If that's your starting point, the national epidemic of police shootings of unarmed black men, while certainly unfortunate, seems understandable at some level. We'd like to see less of this of course, and we're sorry for the moms and dads left to grieve. But on a case by case basis, we still assume that cops are treating people fairly, equally, without malice or prejudice. Because they are, after all, dealing with some very dangerous people.
While the data is far from complete, we know that for the past decade, we've averaged more than one person per day killed by police, according to the FBI. From 2010 - 2012, a ProPublica investigation determined that Black teenagers, age 15 -19 were shot by police at more than twenty times the rate of White teenagers. And studies from Oakland and other cities indicate that such shooting victims are unarmed four times out of ten.
The general acceptance of this among Whites is nothing less than scandalous. Yet it's also a pretty predictable result of the deep and persistent fracturing, the "disconnections" that now characterize almost every part of our life. We buy tomatoes for $1.50 a pound, picked in the sweltering Florida heat by migrant workers earning a penny a pound; we light our homes with coal-fired electricity that came to be only with the leveling of a mountain; we bemoan three decades of stagnant wages while accepting the notion that unions have "out-lived their purpose." In all of this, we lay bare the fundamentally disconnected nature of our ever-more-"linked" world.
We have our own groups, some of them flesh and blood, more and more of the virtual sort. But those folks are us. From most everyone else, we're increasingly isolated, estranged. It may be that racism, of the most overt and virulent type has been given up by much of White America. Instead, we've substituted indifference towards extreme unfairness and violent injustice, an indifference borne out of a near total disconnect from people different from ourselves. A disconnect that enables complacency where horror, even outrage are called for.

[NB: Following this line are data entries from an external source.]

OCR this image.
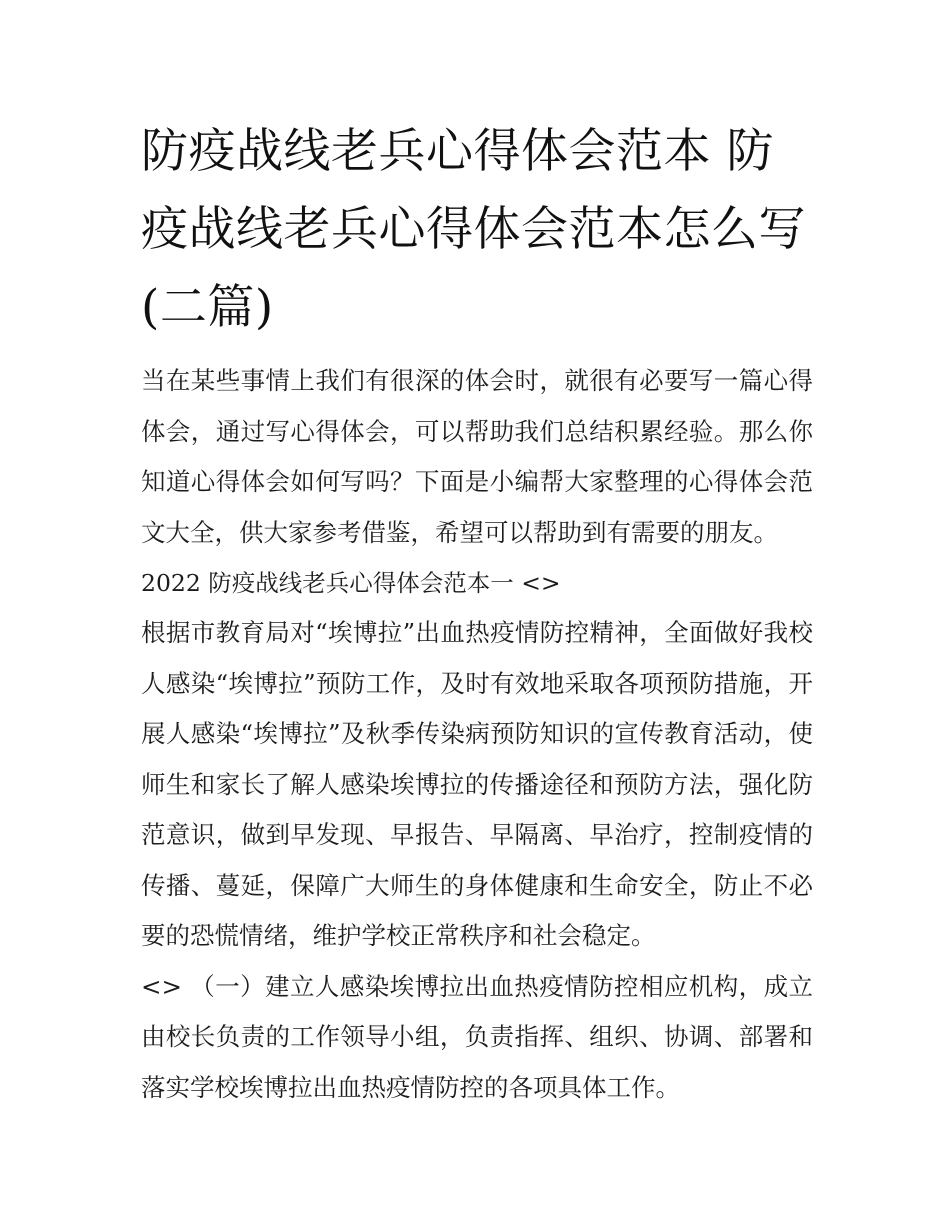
防疫战线老兵心得体会范本 防疫战线老兵心得体会范本怎么写(二篇)

当在某些事情上我们有很深的体会时，就很有必要写一篇心得体会，通过写心得体会，可以帮助我们总结积累经验。那么你知道心得体会如何写吗？下面是小编帮大家整理的心得体会范文大全，供大家参考借鉴，希望可以帮助到有需要的朋友。

2022 防疫战线老兵心得体会范本一 <>

根据市教育局对“埃博拉”出血热疫情防控精神，全面做好我校人感染“埃博拉”预防工作，及时有效地采取各项预防措施，开展人感染“埃博拉”及秋季传染病预防知识的宣传教育活动，使师生和家长了解人感染埃博拉的传播途径和预防方法，强化防范意识，做到早发现、早报告、早隔离、早治疗，控制疫情的传播、蔓延，保障广大师生的身体健康和生命安全，防止不必要的恐慌情绪，维护学校正常秩序和社会稳定。

<> （一）建立人感染埃博拉出血热疫情防控相应机构，成立由校长负责的工作领导小组，负责指挥、组织、协调、部署和落实学校埃博拉出血热疫情防控的各项具体工作。
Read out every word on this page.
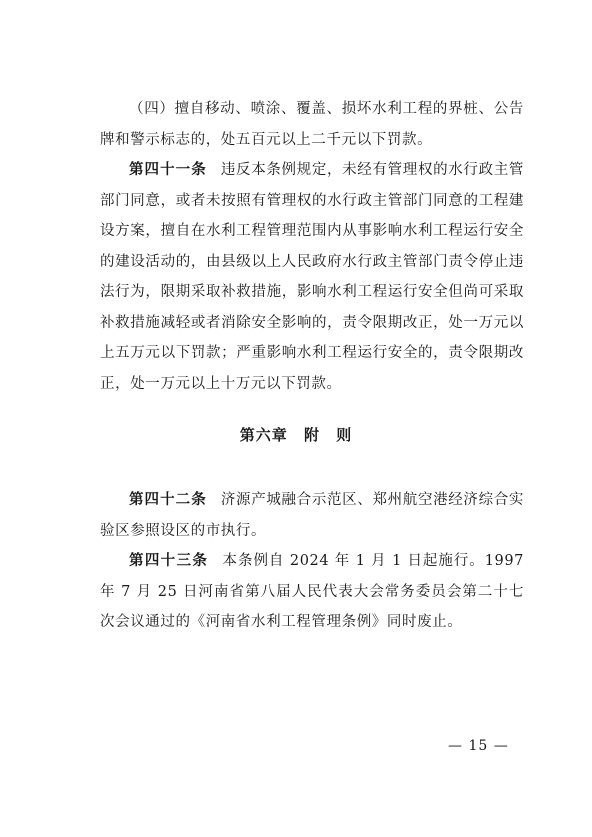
（四）擅自移动、喷涂、覆盖、损坏水利工程的界桩、公告牌和警示标志的，处五百元以上二千元以下罚款。

第四十一条 违反本条例规定，未经有管理权的水行政主管部门同意，或者未按照有管理权的水行政主管部门同意的工程建设方案，擅自在水利工程管理范围内从事影响水利工程运行安全的建设活动的，由县级以上人民政府水行政主管部门责令停止违法行为，限期采取补救措施，影响水利工程运行安全但尚可采取补救措施减轻或者消除安全影响的，责令限期改正，处一万元以上五万元以下罚款；严重影响水利工程运行安全的，责令限期改正，处一万元以上十万元以下罚款。

第六章 附 则

第四十二条 济源产城融合示范区、郑州航空港经济综合实验区参照设区的市执行。

第四十三条 本条例自 2024 年 1 月 1 日起施行。1997 年 7 月 25 日河南省第八届人民代表大会常务委员会第二十七次会议通过的《河南省水利工程管理条例》同时废止。

— 15 —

Farmers sell food to people we'll never see or know. Even so we want them to not only enjoy it, but to feel a little bit connected to us and the land we work. In truth, we need people to feel those connections and to act on them, rather than just plugging along in an anonymous food system so willing to discard us. Why then do we tolerate a society and a criminal justice system so willing to discard others, including in all likelihood, some of our customers?
Among rural Americans, so deeply estranged from urban people of color, might it be then that farmers should be the ones to begin to rekindle these connections, not just for our own benefit, but in support of our neighbors in towns and cities? I don't have a plan for how to make this happen. But I suspect that it begins with a couple of simple recognitions: That our kids have made mistakes too, but so much less frequently with fatal results; and that farmers, more than most, understand the consequences of disconnection, anonymity and indifference.
Another farmer loses his land. Another Black kid shot dead on a city street. Two different worlds. Maybe that's the problem.
Anthony Flaccavento is an organic farmer and small business owner near Abingdon, Virginia. He is currently writing a book.